Objectives: There is a bidirectional interaction between clinical practice guidelines and clinical care, with each informing the other. Structural signalling of trends in guideline adherence in clinical practice is essential for advanced updates. Recent advances in computable care guidelines allow automated evaluation using real-world registry data. Here, we assess the feasibility by evaluating adherence to Dutch endometrial cancer (EC) guidelines.
Methods: This retrospective cohort study uses real-world data of EC patients from the Netherlands Cancer Registry (NCR) between January 2010 and May 2022. The Dutch guideline for EC was parsed into clinical decision trees (CDTs). Primary outcome was guideline adherence for multiple (sub)populations, with secondary outcomes encompassing adherence trends, recommendation implementation pace, non-adherent treatment strategies and impact of additional non-guideline-based patient and tumour characteristics on adherence.

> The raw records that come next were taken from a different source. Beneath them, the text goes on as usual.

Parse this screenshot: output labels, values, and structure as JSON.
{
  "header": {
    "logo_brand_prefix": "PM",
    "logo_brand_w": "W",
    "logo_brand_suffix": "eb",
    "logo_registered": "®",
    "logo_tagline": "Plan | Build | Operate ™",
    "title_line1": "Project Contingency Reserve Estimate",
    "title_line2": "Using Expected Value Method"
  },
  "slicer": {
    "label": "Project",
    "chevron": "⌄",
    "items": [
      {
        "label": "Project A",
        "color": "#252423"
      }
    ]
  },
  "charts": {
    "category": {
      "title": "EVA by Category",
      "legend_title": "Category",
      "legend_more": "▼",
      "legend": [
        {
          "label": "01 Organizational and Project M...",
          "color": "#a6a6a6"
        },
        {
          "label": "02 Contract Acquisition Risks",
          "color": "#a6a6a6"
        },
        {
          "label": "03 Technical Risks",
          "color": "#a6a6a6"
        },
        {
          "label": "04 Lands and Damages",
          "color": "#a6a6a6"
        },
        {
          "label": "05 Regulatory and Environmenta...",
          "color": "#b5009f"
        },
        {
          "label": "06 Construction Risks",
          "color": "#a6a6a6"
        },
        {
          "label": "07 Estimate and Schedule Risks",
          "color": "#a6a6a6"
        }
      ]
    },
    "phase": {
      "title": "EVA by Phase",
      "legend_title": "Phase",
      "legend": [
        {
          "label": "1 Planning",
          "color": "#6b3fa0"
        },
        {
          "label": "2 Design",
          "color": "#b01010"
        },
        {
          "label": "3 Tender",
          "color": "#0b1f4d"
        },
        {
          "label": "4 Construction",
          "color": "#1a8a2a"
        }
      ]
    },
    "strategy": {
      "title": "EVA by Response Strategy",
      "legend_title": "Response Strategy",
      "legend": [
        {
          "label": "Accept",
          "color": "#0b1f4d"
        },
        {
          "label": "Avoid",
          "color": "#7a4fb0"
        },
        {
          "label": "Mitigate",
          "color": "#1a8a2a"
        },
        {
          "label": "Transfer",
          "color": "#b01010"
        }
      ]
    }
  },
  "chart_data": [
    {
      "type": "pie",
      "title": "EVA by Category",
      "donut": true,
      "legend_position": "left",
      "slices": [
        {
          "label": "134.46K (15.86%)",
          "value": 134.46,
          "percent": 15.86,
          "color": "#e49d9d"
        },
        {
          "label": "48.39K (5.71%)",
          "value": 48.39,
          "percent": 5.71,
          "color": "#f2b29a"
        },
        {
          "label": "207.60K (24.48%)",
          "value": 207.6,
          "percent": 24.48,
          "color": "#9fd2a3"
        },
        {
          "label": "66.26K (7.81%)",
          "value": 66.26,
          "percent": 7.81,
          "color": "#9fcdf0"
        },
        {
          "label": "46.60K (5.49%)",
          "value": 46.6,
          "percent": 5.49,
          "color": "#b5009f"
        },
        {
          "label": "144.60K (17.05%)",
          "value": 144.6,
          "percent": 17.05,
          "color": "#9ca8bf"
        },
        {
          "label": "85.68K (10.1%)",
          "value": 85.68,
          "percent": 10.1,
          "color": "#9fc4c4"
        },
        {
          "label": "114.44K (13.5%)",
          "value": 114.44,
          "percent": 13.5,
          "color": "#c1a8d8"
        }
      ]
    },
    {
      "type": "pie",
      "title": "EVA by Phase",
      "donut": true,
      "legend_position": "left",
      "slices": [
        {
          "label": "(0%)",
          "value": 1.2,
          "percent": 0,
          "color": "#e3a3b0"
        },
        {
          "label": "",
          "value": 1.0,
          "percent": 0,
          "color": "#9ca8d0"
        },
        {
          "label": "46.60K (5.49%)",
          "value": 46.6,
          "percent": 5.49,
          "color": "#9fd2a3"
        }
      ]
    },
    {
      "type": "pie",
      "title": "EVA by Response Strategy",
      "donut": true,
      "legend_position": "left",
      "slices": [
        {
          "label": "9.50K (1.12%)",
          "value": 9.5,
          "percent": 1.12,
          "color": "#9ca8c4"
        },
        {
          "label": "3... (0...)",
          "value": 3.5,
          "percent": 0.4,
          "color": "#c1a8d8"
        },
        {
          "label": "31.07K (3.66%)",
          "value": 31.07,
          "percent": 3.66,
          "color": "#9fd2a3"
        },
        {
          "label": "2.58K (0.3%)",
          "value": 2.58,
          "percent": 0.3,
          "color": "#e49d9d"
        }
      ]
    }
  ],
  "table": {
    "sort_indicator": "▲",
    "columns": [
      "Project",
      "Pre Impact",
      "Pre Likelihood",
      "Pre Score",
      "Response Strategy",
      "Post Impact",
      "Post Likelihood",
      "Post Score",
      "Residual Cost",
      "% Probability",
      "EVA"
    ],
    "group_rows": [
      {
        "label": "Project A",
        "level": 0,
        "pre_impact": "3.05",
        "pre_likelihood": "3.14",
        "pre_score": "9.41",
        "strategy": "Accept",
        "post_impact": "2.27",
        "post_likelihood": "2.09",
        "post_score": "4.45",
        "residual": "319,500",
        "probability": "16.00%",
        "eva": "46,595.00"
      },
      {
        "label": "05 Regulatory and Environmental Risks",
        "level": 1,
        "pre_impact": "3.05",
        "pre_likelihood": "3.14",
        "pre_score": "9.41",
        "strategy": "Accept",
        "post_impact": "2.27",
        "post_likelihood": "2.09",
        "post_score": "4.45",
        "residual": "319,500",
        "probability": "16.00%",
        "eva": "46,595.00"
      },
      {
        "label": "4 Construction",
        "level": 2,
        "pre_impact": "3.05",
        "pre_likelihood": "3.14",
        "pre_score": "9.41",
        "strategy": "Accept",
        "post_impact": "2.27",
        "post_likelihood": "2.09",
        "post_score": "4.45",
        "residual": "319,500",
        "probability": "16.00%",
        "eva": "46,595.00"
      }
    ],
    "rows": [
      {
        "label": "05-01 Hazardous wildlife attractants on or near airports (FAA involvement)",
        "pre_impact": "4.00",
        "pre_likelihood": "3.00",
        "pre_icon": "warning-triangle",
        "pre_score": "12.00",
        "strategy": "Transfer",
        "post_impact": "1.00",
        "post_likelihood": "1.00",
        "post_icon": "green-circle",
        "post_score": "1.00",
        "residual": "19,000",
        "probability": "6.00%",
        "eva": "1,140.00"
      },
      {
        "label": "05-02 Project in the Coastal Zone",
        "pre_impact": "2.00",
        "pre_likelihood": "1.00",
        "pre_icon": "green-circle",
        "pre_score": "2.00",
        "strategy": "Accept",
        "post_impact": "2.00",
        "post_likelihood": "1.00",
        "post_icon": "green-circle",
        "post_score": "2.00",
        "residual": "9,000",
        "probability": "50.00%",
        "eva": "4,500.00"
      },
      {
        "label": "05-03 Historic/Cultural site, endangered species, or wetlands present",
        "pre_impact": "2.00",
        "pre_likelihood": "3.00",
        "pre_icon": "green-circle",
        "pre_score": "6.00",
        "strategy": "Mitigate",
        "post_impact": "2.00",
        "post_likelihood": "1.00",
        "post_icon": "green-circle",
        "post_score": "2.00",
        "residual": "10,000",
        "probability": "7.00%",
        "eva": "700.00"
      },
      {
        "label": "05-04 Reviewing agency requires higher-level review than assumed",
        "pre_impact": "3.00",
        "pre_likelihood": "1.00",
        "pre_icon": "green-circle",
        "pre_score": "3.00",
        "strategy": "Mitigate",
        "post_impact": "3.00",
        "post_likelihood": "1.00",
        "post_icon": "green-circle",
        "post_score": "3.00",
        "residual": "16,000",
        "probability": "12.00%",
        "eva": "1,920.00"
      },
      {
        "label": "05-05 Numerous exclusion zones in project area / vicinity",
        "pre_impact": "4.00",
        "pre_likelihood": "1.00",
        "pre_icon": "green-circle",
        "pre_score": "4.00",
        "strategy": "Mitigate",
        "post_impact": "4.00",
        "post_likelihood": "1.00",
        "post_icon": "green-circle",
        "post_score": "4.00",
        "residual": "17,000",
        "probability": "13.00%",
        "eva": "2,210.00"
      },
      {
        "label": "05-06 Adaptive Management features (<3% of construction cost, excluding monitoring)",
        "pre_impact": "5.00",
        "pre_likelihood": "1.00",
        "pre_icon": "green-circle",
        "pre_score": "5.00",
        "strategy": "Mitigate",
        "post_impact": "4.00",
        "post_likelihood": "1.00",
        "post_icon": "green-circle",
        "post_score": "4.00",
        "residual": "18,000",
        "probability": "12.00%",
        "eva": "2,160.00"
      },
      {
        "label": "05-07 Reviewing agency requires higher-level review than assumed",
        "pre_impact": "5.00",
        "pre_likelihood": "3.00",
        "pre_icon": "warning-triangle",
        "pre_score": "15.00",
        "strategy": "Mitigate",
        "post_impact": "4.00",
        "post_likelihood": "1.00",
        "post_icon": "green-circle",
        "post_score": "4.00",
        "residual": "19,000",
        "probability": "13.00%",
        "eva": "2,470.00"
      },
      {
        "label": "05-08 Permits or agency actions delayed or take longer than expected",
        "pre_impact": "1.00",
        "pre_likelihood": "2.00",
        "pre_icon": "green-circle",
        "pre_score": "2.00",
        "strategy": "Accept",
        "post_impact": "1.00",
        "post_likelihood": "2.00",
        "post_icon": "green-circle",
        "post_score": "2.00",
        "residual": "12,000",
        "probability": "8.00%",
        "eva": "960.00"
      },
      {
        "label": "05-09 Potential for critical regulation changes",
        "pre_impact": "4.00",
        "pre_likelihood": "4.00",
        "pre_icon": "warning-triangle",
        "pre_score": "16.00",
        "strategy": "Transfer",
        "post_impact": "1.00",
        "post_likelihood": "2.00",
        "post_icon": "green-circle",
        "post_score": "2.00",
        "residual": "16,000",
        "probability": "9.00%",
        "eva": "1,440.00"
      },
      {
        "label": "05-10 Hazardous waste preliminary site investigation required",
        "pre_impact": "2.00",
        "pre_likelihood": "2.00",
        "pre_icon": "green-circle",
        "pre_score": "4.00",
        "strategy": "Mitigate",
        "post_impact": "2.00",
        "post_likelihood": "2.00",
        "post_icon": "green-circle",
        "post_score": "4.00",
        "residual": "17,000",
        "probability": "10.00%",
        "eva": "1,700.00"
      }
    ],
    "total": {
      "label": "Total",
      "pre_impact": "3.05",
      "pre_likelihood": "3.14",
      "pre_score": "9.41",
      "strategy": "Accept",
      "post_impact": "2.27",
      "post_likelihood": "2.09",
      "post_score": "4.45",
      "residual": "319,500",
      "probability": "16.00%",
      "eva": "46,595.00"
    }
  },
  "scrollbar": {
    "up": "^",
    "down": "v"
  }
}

Results: The Dutch EC guideline was parsed into 10 CDTs, revealing 22 patient and disease characteristics and 46 interventions. NCR data were mapped to CDT data items. Four CDTs were successfully populated with NCR data, and 21 602 cases were assessed. Adherence levels were computed, which showed a mean adherence of 82.7% (range 44-100%). Three statistically significant trends in adherence were identified: two increasing trends in the 'non-adherent' compared with the 'adherent' group, and one decreasing trend.
Discussion: This study introduces a novel framework for continuously evaluating (non-)adherence to cancer guidelines. Future efforts should focus on the inclusion of health outcome measurements.
Conclusion: Through the integration of real-world data with a computer-interpretable guideline, we effectively calculated various facets of adherence to guidelines for EC.